Monday, April 24, 2017

Diving with Dragons

“I’m gonna Mexican the shit outta this!!!”

Close to six years later, on another little island in the middle of nowhere, David is still one of the most happy-go-lucky, sincere and driven guys I’ve ever met… and he’s also still chasing sharks for life. Except this time, instead of helping me clarify whether something is Kosher for Passover with our GalapagueƱo host, we’re parking in a slightly cheeky position in downtown Hobart. We spend the next two hours catching up over cider and beer and smoked salmon… and really terribly taken selfies.

Hobart becomes my home base for a few days. I hike up through glistening veils of fog on Mt. Wellington’s forested slopes as my friend Dan teaches me differences between primitive and more evolved ferns and points out cockatoo totems, and we watch translucent alien flatworms shoot across soft, leaf-littered earth. I drive to Bonorong Wildlife Sanctuary, where Tasmanian Devils hold their heads high and proud as they carry prized chicken carcasses around their enclosures. They’re raised here as one of several backup populations in Tasmania, ensuring their species’ survival despite the Facial Tumor Disease so prevalent and so easily spread amongst the territory’s dwindling wild population. I hand feed monster papa kangaroos and bitty baby kangaroos as they lounge like kings in the sanctuary. Back in the city, I lie back on playgrounds under the night sky and watch clouds move at superspeed over my head.

And, David takes me diving for the first time in six years.

The Huon River runs so dark with tannin carried from Tasmania’s buttongrass highlands that it stains the sun’s rays beneath the ocean’s surface where it empties into the Pacific. The unassuming reef at Nine Pins Point hides surprising treasures: a monster blue-purple eel lurks amongst the rocks and coral. An orange anemone covered in electric blue stripes appears more to be a mass of fish eggs than a single organism. And a single, small golden fan anchors to a rock six meters down, the water’s reduced light allowing this understated gem of a coral to survive in the shallows, opposed to its usual happy place at 35 or 40 meters’ depth.

Three days later I drop into the water once again out of Eaglehawk Neck, a slender spit of land connecting Tasmania’s mainland to a world of plunging dolerite sea cliffs and spindly, teetering stacks. The wind that day whips in so furiously that whitecaps form in the opposite direction of oncoming swell, spraying over our small boat as we motor out of the harbor. The thousands of black swans teeming in tidal bays yesterday have disappeared from sight.

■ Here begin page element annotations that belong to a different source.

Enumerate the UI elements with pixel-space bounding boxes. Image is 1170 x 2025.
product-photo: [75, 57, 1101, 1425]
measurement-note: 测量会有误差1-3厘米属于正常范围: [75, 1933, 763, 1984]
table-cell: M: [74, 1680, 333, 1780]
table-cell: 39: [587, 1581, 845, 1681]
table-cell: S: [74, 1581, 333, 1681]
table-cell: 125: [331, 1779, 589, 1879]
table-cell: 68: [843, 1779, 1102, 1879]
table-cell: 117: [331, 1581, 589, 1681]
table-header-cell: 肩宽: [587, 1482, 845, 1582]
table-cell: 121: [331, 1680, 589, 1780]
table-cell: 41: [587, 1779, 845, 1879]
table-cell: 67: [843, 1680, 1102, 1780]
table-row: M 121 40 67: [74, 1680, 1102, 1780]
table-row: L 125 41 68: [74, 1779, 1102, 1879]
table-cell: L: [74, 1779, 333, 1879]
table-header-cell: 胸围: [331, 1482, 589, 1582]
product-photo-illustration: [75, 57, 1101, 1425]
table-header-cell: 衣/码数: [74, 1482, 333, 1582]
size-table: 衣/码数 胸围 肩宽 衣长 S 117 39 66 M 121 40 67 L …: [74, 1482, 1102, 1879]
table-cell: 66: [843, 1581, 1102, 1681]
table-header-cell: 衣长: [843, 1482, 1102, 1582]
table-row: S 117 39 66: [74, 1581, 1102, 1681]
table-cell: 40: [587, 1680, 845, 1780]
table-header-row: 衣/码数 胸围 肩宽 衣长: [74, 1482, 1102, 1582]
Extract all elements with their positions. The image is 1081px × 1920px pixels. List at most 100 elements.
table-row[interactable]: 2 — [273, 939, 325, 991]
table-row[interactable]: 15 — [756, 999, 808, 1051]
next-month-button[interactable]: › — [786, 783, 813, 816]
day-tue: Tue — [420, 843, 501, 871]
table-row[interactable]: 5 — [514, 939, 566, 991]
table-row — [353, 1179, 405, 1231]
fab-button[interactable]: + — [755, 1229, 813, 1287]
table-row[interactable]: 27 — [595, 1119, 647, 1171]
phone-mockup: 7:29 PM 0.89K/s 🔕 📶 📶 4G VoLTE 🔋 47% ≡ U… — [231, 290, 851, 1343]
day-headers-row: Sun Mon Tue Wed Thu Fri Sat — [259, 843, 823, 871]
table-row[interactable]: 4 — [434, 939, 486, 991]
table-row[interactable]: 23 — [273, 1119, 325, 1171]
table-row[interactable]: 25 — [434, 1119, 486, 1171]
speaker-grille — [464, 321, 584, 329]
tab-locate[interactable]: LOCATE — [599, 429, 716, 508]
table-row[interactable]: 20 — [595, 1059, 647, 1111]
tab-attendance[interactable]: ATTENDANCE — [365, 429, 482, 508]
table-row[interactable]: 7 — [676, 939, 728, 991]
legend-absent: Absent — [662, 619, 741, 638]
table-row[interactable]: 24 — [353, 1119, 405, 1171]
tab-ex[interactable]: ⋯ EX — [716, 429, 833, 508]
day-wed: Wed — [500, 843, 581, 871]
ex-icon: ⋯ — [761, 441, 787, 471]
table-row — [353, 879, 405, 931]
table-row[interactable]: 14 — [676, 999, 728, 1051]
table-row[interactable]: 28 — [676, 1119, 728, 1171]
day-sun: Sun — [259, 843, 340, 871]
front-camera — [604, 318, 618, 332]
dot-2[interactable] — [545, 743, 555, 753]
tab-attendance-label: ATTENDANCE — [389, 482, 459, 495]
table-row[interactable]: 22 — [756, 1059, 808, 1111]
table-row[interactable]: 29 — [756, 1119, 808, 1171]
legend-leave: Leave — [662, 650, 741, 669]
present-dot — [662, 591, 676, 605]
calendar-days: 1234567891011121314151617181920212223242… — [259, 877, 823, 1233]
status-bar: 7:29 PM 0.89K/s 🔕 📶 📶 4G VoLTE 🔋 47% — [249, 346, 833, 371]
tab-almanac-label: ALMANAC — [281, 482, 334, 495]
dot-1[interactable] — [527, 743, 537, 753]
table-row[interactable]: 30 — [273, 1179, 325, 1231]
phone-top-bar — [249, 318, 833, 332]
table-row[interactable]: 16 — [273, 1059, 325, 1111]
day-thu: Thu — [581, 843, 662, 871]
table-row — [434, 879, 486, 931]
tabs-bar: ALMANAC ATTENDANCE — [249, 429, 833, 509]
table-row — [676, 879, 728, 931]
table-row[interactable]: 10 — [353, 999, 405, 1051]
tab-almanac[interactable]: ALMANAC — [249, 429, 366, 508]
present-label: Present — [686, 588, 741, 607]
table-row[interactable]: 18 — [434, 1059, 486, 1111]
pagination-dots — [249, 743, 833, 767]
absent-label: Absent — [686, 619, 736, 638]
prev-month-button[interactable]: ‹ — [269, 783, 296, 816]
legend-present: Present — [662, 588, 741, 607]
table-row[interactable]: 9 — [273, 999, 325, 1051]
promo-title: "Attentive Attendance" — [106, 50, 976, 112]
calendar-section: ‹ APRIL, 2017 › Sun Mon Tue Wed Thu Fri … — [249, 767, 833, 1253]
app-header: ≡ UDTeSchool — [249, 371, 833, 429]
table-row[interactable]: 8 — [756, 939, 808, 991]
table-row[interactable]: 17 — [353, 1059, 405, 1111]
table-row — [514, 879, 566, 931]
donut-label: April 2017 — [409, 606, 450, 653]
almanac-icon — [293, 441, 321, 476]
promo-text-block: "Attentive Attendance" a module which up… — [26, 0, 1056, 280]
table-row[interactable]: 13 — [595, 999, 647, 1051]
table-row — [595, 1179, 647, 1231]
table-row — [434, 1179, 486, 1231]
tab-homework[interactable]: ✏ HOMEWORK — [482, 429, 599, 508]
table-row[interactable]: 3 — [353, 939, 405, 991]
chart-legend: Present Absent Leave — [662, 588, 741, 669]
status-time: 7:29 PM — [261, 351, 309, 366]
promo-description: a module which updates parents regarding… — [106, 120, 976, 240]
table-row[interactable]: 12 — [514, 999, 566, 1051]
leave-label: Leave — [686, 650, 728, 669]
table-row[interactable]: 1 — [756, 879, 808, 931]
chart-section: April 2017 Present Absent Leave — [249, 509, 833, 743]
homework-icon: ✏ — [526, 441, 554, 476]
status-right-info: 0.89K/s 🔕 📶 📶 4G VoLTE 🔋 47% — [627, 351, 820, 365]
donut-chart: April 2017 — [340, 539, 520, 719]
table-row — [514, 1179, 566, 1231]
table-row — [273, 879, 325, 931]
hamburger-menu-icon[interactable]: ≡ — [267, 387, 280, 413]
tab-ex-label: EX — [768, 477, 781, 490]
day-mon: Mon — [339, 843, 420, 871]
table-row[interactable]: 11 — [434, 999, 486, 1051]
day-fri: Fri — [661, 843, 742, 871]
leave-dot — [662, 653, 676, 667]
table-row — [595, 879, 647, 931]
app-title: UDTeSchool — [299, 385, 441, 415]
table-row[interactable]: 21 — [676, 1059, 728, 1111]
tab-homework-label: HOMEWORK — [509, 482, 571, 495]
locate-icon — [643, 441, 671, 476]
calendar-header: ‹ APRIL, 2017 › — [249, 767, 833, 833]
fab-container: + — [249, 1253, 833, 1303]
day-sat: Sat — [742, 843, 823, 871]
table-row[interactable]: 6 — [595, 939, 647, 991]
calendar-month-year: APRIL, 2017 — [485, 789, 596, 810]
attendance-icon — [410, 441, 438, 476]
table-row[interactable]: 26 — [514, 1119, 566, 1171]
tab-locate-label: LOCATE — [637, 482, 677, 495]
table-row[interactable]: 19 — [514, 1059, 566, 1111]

Chaos turns to calm as we sink into the water in a small, sheltered cove where we’ve dropped anchor. So much grass and kelp blanket the sea floor that its hard to tell if I’m moving, or if the floor is moving, or if it’s simply the water’s rhythmic oscillation. The sea dragon, when we find it, appears as an ethereal work of art. He’s over a foot long, a red giant compared to the seahorses I’ve seen elsewhere. His spotted body turns to green under the belly, and broad, fanning yellow and crimson dorsal fins extend from its back. His slender tail carries pearly eggs as his trumpet-shaped snout reaches far in front of him, tiny mouth opening to collect microscopic krill as he flutters his way unhurriedly amongst the weed.

The next day we head southward to Cape Huay, where a colony of New Zealand fur seals  lounge and fight and play amongst a chunky pile of rocks cradled in the interchange between the swell’s spray and dark plunging cliffs. The 7-mm wetsuits we wrestled on before leaving the dive center cut the water’s chill as the water’s roll pulls us up and down and weed dances around us. Seals twist through the water and loop around each other, passing through our bubbles as they dip downward amongst us.

On our way back we drop down to explore the peninsula’s walls. A maze of passages and shallow caverns twists beneath the waves, betraying millions of years of battering against soft rock. Light leaves the water as caves close above us, and walls blanketed in yellow-orange sea pens give way to yawning shadows. Back in the light, cuttlefish lurk beneath narrow shelves, camouflaged against the sand, stubby tentacles curled close. Wrasse teem against the walls, something related to Dori fins its way past me, and I return to breezy open air with a smile.